A five-story office building that has sat vacant for three years at Renner Boulevard and 95th Street in Lenexa may be resurrected as a mixed-use apartment and office building.
A little backstory: The building sits at a prominent corner at 9401 Renner Blvd. and was formerly home to the Kiewit Corp.
- It was constructed in 2008 but has been vacant since 2020, when Kiewit outgrew it and moved a couple of blocks north to the former Perceptive Software office at City Center.
Driving the news: Aaron Mesmer of Block Real Estate Services and Rich Kniss, of Prairie Village-based NSPJ Architects presented a plan to the Lenexa Planning Commission Monday that envisions apartments on the upper floors and a partial first floor for office space while adding a larger second building of apartments immediately to the west of the existing building.
Details: The second building will use compatible architecture and will attempt to replicate the feeling of a walkable urban development, Kniss said.
- It will also have a courtyard in the interior, and there will be public space and amenities around the entire site.
- The most visible exterior change to the original building will be the addition of balconies.
- Their request for rezoning and preliminary plan approval for what has been branded The Residences at Renner 95 calls for the 150,000-square-foot original building, referred to as “Building 1” in their plans, to have 80 apartments plus some office and retail on the ground floor.

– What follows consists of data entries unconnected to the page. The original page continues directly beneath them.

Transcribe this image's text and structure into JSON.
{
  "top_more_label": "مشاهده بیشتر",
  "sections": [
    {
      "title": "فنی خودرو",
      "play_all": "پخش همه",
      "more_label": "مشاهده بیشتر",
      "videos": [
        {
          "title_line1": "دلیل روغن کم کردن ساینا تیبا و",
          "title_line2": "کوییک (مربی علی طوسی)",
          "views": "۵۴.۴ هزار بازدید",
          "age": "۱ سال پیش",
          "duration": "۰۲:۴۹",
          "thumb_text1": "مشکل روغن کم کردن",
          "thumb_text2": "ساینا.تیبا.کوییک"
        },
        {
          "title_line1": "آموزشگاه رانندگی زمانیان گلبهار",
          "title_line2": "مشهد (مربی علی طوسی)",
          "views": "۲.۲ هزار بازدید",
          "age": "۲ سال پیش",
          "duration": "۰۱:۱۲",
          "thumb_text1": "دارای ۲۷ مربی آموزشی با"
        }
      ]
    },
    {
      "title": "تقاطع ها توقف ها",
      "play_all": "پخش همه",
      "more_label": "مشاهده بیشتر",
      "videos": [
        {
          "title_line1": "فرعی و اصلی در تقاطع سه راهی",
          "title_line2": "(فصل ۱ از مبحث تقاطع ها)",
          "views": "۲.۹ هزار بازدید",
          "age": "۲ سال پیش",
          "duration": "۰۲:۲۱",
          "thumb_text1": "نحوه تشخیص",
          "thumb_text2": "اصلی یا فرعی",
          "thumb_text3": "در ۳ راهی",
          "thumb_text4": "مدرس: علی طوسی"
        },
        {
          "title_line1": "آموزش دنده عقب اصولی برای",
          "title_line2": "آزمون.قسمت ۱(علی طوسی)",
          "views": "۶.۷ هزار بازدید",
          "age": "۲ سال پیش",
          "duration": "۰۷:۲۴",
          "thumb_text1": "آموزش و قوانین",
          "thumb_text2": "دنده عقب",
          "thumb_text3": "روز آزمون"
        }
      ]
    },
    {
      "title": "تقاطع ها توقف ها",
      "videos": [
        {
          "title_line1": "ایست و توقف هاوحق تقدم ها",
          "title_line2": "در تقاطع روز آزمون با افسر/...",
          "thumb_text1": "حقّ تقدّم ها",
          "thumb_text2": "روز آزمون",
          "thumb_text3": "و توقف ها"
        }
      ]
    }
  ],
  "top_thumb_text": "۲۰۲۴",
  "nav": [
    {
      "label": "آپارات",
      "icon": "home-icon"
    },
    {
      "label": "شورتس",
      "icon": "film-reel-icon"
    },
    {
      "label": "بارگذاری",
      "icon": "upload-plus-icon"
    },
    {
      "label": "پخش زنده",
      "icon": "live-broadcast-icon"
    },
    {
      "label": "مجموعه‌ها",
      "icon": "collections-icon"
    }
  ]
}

- The second building would also be five stories but bigger in size, with 353,744 square feet, 239 apartments and internal parking.
What else: The apartment breakdown for the first building is 26 efficiencies, 15 one-bedrooms, 35 two-bedrooms and four three-bedrooms.
- For the second bigger building, there will be eight efficiencies, 130 single-bedrooms, and 101 two-bedrooms.
- The development would potentially have pickleball courts and a dog park on its eastern edge and would also have access to the 95th Street bike and pedestrian trail leading from Old Town Lenexa to the Shawnee Mission Park streamway.
- For Building 1, the first floor would keep some office space and devote another area to flexible work space, while adding walk-out apartments on the other side of a central lobby.
- The newer Building 2 would have an interior parking garage and a second-level main clubhouse as well as a central courtyard with “first class amenities” like a pool, putting green and bocce ball, Kniss said.
A concern: The amount of office space that will remain has become a sticking point with city planning staff, who recommended that more office space remain to enhance the mixed use aspect of the development.
- The city’s planners cautioned against converting vacant former offices to residential use too quickly and too soon after the recent market shift following the COVID-19 pandemic.
- The market for office space should be given a chance to rebound, staff wrote in a document analyzing the plan.
Some history: At the time the Renner Corporate Centre was platted, Lenexa and other cities were in hot competition for more Class A office space, and employers were being offered incentives that encouraged more building.
- Some, like the former Perceptive Software, moved a few miles from other nearby cities.
- The Covid-19 pandemic changed that, as working from home became necessary and preferred by many employees.
What they’re saying: That decrease in demand for office space is the driving force behind the new plan for 95th Street and Renner, Mesmer told the planning commission.
- The empty building is in a prominent and highly visible location, close by an interstate highway.
- But despite “aggressive” marketing for office users the past three years, there has been no success finding a tenant, Mesmer said.
- Meanwhile studies show more than 1.1 million square feet of office space available in the area and more likely on the way after medical technology giant Cerner announced it was consolidating its Kansas City area offices, he said.
Key quote: “What we’re competing with is a market where office space has been given back, we’re competing with a post-Covid environment where hybrid workers are changing how we’re using space,” he said.
What happens next with Lenexa apartments proposal
The planning commission unanimously recommended the plan to the full city council for its Dec. 6 discussion, but under the condition that the developers retain more of the office space in the original building.